# Dell Inspiron N5010



## kunal.janu (Jun 4, 2010)

Hi,

I bought a new Dell Inspiron N5010, Core i3 processor, 3GB RAM, DOS Config from a dell reseller.
Installed Win XP SP2, and most of the drivers. But there is no sound, looks like the sound driver isn't working properly. There is also a problem connecting to the wireless, network driver missing. There is also a PCI Bus driver missing.

Dell Website has only drivers for Windows 7 and Vista for my configuration, does this mean I'll need to install Win 7? I still want to use XP, as some of my programs will not work on a WIN7.

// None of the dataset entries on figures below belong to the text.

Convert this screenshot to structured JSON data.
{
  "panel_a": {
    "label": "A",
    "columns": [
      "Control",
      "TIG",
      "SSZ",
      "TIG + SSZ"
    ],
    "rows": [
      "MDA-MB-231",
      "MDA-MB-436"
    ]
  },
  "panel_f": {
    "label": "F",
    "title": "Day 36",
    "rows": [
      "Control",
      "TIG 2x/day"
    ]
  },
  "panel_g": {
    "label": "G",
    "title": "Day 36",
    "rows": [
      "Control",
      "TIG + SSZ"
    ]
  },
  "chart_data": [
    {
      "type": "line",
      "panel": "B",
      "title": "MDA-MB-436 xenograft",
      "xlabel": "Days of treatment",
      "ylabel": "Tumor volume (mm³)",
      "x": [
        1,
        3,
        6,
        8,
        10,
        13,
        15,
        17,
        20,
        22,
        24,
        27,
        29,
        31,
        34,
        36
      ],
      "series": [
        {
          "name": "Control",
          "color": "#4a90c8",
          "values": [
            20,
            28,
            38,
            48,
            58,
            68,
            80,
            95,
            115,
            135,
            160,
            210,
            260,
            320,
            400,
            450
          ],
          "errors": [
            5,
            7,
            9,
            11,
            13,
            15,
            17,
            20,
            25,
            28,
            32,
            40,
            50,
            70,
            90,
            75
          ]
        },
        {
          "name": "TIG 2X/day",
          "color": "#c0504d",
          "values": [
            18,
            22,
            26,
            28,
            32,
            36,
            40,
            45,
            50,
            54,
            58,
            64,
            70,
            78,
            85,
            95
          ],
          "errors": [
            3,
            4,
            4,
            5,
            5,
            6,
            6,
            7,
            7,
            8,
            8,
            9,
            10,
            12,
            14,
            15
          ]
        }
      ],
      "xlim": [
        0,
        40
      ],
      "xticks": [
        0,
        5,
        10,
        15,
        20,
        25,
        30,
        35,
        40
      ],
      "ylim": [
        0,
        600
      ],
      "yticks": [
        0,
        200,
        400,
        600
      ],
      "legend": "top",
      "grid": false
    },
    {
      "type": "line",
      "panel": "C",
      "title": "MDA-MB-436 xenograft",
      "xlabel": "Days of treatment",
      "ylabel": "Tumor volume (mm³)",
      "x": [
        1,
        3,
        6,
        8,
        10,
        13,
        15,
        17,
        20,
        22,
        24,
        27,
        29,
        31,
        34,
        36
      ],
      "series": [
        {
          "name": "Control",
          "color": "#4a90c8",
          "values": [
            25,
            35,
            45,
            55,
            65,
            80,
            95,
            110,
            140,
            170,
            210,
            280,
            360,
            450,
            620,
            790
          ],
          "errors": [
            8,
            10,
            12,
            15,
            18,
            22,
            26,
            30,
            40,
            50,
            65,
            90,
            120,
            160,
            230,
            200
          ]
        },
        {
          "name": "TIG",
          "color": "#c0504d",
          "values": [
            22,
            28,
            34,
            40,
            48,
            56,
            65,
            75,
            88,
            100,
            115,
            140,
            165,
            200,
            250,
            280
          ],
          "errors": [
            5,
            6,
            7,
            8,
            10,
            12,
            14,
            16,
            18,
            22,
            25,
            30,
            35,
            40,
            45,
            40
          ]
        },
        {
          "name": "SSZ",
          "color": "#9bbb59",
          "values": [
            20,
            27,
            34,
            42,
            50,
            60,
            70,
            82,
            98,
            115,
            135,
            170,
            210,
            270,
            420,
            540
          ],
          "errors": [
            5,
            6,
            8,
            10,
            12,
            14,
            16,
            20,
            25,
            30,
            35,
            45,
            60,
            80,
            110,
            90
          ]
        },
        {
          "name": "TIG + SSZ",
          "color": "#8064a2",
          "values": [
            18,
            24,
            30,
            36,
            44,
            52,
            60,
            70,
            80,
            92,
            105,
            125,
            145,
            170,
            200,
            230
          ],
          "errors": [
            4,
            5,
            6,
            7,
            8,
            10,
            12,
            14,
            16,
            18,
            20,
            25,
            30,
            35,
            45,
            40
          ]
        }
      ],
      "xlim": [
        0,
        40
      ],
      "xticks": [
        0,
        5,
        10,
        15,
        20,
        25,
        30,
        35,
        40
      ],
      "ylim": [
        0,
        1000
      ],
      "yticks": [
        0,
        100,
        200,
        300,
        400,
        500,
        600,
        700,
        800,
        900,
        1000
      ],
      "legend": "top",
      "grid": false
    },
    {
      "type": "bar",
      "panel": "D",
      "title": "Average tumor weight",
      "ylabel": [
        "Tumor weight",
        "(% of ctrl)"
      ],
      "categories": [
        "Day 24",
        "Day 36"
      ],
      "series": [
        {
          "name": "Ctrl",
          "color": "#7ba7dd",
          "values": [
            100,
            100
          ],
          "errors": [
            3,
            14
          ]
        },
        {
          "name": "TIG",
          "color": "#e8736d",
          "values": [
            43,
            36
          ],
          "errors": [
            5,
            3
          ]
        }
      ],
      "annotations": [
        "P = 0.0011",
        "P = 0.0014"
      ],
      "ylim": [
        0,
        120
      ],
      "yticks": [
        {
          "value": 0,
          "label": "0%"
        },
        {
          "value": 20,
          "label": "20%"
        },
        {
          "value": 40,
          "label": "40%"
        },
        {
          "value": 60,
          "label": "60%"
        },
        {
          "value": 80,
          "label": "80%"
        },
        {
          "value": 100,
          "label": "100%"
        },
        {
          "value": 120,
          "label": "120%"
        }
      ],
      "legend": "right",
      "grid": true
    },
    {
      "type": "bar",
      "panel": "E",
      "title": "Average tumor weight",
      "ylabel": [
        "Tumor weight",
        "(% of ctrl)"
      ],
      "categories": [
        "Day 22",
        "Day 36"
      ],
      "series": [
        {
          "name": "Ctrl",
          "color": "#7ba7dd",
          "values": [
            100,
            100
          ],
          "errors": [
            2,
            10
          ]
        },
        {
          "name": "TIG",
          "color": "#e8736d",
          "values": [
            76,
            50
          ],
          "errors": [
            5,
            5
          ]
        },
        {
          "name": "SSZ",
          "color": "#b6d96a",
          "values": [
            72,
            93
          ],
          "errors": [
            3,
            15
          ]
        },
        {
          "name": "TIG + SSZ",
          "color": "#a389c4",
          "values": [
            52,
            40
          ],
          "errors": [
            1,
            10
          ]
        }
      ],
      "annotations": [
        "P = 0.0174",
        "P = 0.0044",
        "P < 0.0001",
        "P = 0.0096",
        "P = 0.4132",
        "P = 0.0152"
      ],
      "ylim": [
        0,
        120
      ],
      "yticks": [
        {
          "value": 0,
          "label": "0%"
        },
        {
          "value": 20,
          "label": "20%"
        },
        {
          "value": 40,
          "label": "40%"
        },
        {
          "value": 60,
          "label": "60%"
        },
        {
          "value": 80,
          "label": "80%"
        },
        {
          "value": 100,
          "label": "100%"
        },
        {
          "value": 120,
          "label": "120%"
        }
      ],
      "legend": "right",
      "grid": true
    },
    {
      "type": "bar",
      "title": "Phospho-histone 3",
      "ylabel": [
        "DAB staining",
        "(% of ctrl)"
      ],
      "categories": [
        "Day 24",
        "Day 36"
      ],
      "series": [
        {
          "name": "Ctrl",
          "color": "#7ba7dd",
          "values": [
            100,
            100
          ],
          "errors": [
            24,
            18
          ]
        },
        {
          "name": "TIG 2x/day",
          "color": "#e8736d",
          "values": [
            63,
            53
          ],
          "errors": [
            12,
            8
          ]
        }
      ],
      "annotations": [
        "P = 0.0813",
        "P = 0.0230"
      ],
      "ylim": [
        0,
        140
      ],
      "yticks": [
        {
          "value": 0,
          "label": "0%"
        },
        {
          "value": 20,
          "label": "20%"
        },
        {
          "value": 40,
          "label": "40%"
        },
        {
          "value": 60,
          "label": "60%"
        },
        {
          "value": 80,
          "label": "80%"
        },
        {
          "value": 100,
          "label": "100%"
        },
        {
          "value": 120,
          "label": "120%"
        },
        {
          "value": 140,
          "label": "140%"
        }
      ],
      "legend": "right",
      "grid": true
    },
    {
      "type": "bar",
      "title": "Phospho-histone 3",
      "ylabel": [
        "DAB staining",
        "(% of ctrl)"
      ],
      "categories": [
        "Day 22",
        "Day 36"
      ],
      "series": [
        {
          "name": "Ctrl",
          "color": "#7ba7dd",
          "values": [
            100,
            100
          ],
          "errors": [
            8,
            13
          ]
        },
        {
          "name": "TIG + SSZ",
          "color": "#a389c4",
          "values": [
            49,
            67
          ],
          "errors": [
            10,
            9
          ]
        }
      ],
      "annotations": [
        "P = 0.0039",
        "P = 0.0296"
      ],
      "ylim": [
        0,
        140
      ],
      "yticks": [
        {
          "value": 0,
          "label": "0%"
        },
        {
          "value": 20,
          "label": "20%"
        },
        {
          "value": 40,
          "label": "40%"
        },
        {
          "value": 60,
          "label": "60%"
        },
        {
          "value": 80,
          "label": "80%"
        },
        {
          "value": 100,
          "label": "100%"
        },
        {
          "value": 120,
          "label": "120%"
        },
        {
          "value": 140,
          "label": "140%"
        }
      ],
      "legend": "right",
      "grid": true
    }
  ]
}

Please help me find the drivers required.

Thanks
Kunal

PS: Does anyone know how to default the fn keys to become secondary when fn keys are pressed. Currently to close a window, I have to press, Alt+Fn+f4, I want to change it back to alt+f4


----------



## joeten (Dec 4, 2008)

Hi and welcome to TSF try running everest free edition to get the hardware id's http://www.google.co.uk/url?sa=t&so...SjsaRy&usg=AFQjCNHFqGTIK4RZxG0MzfkzzqyAIbvGuQ


----------



## kzmughal (Jul 7, 2010)

Hi
I found the solution for reversing the Fn keys on Dell N5010 from the User manual.
It can be done either from the Bios or from the Windows Mobility Center program - I used the latter: Press Windows key + "X". When it opens the Win Mob Center, in the Function key row, choose 'Function key' as the Fn Key behaviour. Voila - it's back to business. :grin:


----------



## nagarajkumbar (Jul 11, 2010)

Hi All,

Can any one help to find the XP drivers for my Dell N5010 lap top.

Please help me

Thanks in advance

Regards,
Nagaraj


----------



## sadel_anwar (Jul 24, 2008)

I have the same thing here guys.I need XP drivers for my Inspiron N5010 laptop.


----------



## joeten (Dec 4, 2008)

Hi sadel anwar please make a thread of your own and someone will try to assist you also use everest ultimate trial to get the hardware id's to post in your thread


----------



## idbud (Dec 11, 2010)

Maybe this will help you: [url]http://angrytechblog.com/2010/11/windows-xp-32bit-downgrade-on-a-dell-inspiron-n5010/[/URL]


----------



## Old Rich (May 31, 2007)

Upgrade to SP3 and run Windows Update . . it will offer most sound drivers


----------



## Velcy (Feb 16, 2011)

Does the Delll Inspiron 15R N5010 have a built-in microphone?


----------



## joeten (Dec 4, 2008)

Velcy please make a thread of your own and someone will try to assist you


----------